How do you simplify (3rd root of 5) divided by (sqrt of 5)?

1 Answer
Sep 21, 2015

Answer:

#root(6)(3125)/5#

Explanation:

You won't be able to multiply or divide them until they have the same index. So to simplify this, we will make them have the same index.
#root(3)(5)/sqrt5#

Using the Law of Indices, we can rewrite this as:
#=5^(1/3)/5^(1/2)#

As you can see, they both have fraction exponents now. We must now make those fraction exponents have the same denominator. You can use any multiple of 2 and 3, but the easiest to use is 6 (since that is the least common denominator).
#=5^[(1/3)(2/2)]/5^[(1/2)(3/3)]#
#=5^[2/6]/5^[3/6]#

Using the Law of Indices again, you can rewrite this as:
#=root(6)(5^2/5^3)#
#=color(red)root(6)(1/5)#

You can have that as your final answer.

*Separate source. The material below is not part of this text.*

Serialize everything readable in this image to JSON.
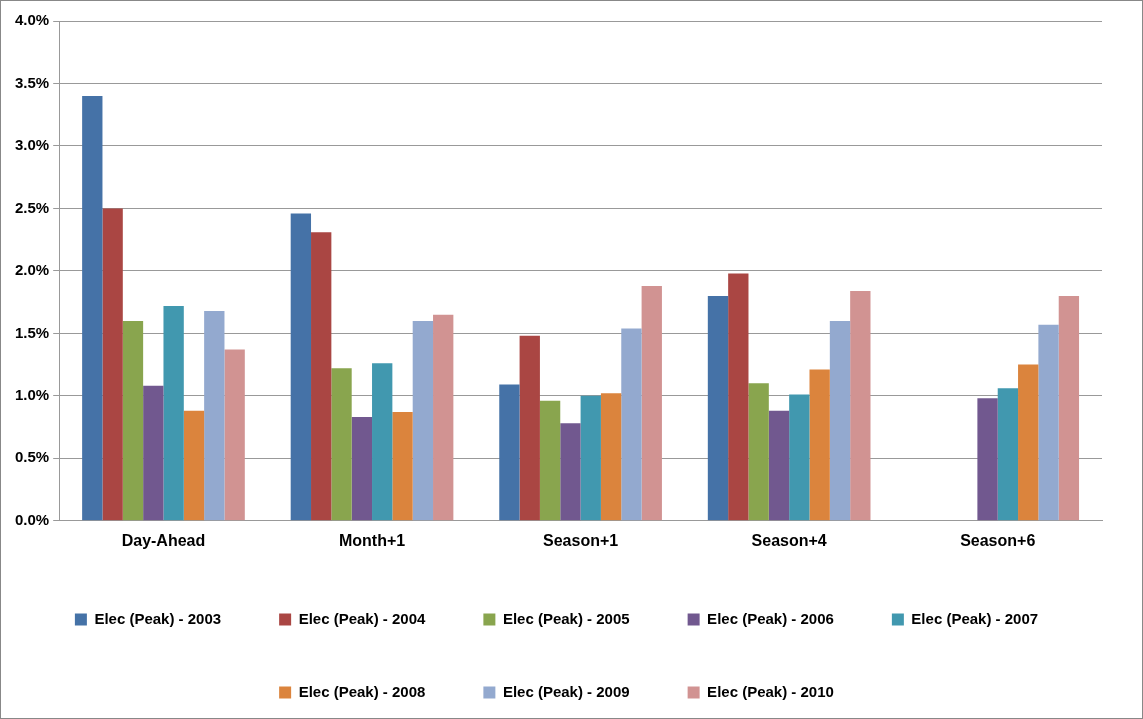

However, you can still rationalize this if you want. Simply multiply something that will remove the radical from the denominator.
#=root(6)(1/5)#
#=root(6)(1)/root(6)(5)#
#=root(6)(1)/root(6)(5)*root(6)(5^5)/root(6)(5^5)#
#=root(6)(1*5^5)/root(6)(5^6)#
#=root(6)(5^5)/5#
#=color(red)(root(6)(3125)/5)#